New Political Constitutionalism
In the final analysis, this book provides a great understanding of how we got here by honestly identifying the presence of a lurking majoritarianism in the Indian polity. There is increasing acknowledgement of the reality that “liberal-democratic constitutionalism in India, in other words, has been living on borrowed time.” This breakdown of the grand liberal vision has underscored the pertinence of a popular reclamation and radical political rethinking of the ideas and practices from which constitutional and institutional orders ultimately emerge” (Khosla and Vaishnav 2021). If the Indian Constitution’s protection has to become a matter of popular struggle and democratic politics, patel’s work is crucial as it avoids constitutional idolatry and engages in truth talking.

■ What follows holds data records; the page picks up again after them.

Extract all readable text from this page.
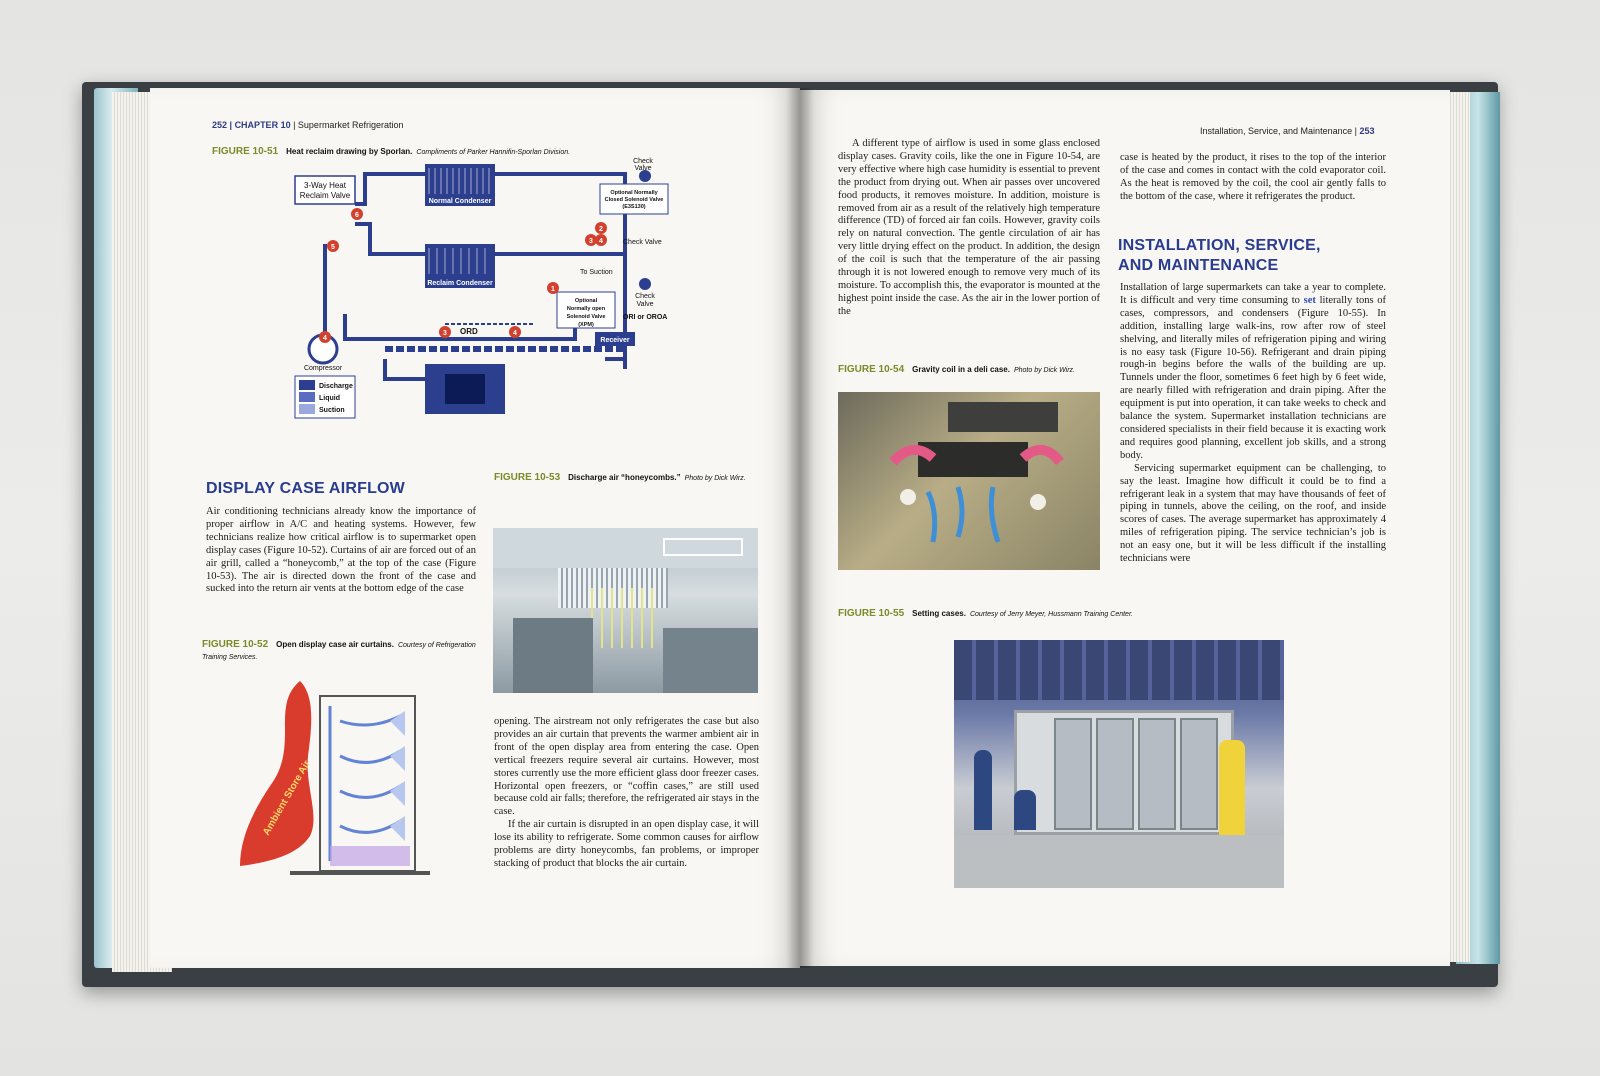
252 | CHAPTER 10 | Supermarket Refrigeration
FIGURE 10-51 Heat reclaim drawing by Sporlan. Compliments of Parker Hannifin-Sporlan Division.
3-Way Heat
Reclaim Valve
Normal Condenser
Reclaim Condenser
Optional Normally
Closed Solenoid Valve
(E3S130)
Optional
Normally open
Solenoid Valve
(XPM)
Check
Valve
Check
Valve
Check Valve
To Suction
ORI or OROA
ORD
Receiver
Compressor
Discharge
Liquid
Suction
1
2
3 4
3	4
4
5
6
DISPLAY CASE AIRFLOW

Air conditioning technicians already know the importance of proper airflow in A/C and heating systems. However, few technicians realize how critical airflow is to supermarket open display cases (Figure 10-52). Curtains of air are forced out of an air grill, called a “honeycomb,” at the top of the case (Figure 10-53). The air is directed down the front of the case and sucked into the return air vents at the bottom edge of the case

FIGURE 10-52 Open display case air curtains. Courtesy of Refrigeration Training Services.
Ambient Store Air
FIGURE 10-53 Discharge air “honeycombs.” Photo by Dick Wirz.

opening. The airstream not only refrigerates the case but also provides an air curtain that prevents the warmer ambient air in front of the open display area from entering the case. Open vertical freezers require several air curtains. However, most stores currently use the more efficient glass door freezer cases. Horizontal open freezers, or “coffin cases,” are still used because cold air falls; therefore, the refrigerated air stays in the case.

If the air curtain is disrupted in an open display case, it will lose its ability to refrigerate. Some common causes for airflow problems are dirty honeycombs, fan problems, or improper stacking of product that blocks the air curtain.

Installation, Service, and Maintenance | 253

A different type of airflow is used in some glass enclosed display cases. Gravity coils, like the one in Figure 10-54, are very effective where high case humidity is essential to prevent the product from drying out. When air passes over uncovered food products, it removes moisture. In addition, moisture is removed from air as a result of the relatively high temperature difference (TD) of forced air fan coils. However, gravity coils rely on natural convection. The gentle circulation of air has very little drying effect on the product. In addition, the design of the coil is such that the temperature of the air passing through it is not lowered enough to remove very much of its moisture. To accomplish this, the evaporator is mounted at the highest point inside the case. As the air in the lower portion of the

case is heated by the product, it rises to the top of the interior of the case and comes in contact with the cold evaporator coil. As the heat is removed by the coil, the cool air gently falls to the bottom of the case, where it refrigerates the product.

INSTALLATION, SERVICE,
AND MAINTENANCE

Installation of large supermarkets can take a year to complete. It is difficult and very time consuming to set literally tons of cases, compressors, and condensers (Figure 10-55). In addition, installing large walk-ins, row after row of steel shelving, and literally miles of refrigeration piping and wiring is no easy task (Figure 10-56). Refrigerant and drain piping rough-in begins before the walls of the building are up. Tunnels under the floor, sometimes 6 feet high by 6 feet wide, are nearly filled with refrigeration and drain piping. After the equipment is put into operation, it can take weeks to check and balance the system. Supermarket installation technicians are considered specialists in their field because it is exacting work and requires good planning, excellent job skills, and a strong body.

Servicing supermarket equipment can be challenging, to say the least. Imagine how difficult it could be to find a refrigerant leak in a system that may have thousands of feet of piping in tunnels, above the ceiling, on the roof, and inside scores of cases. The average supermarket has approximately 4 miles of refrigeration piping. The service technician’s job is not an easy one, but it will be less difficult if the installing technicians were

FIGURE 10-54 Gravity coil in a deli case. Photo by Dick Wirz.
FIGURE 10-55 Setting cases. Courtesy of Jerry Meyer, Hussmann Training Center.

However, the exploration of how the distinctive malevolence of the present moment came to be is a noticeable omission. The book does go beyond the “contempt” for Hindutva, something that became a credo of the post-1991 secular politics. However, the attempts to scratch the surface of Hindu prejudice and hegemony do not lend themselves to analysis that aids social theory. The idea that Hindutva is a primitive idea has definitely been junked, and its wide popular appeal and institutional buy-in has been exposed. However, the lack of emphasis on counter-hegemonic strategies that invert the idea of nationalism, challenge the monopoly over Hinduism, and rethink the future of religion in the public sphere have not been touched upon.
Nevertheless, the book alerts one to the urgency of crafting a new political constitutionalism that acknowledges the founding dilemmas and limitations to the achievement of democracy of the rule of law at the social level. Thus, the elite tendency to ignore social relations and reforms would have to be abandoned in the favour of strident attempts to nurture fraternity without which, to quote B R Ambedkar, “equality and liberty do not become the natural course of things.” How does this fraternity emerge from on the ongoing popular resistance against the hegemonic power is something that remains unexplored.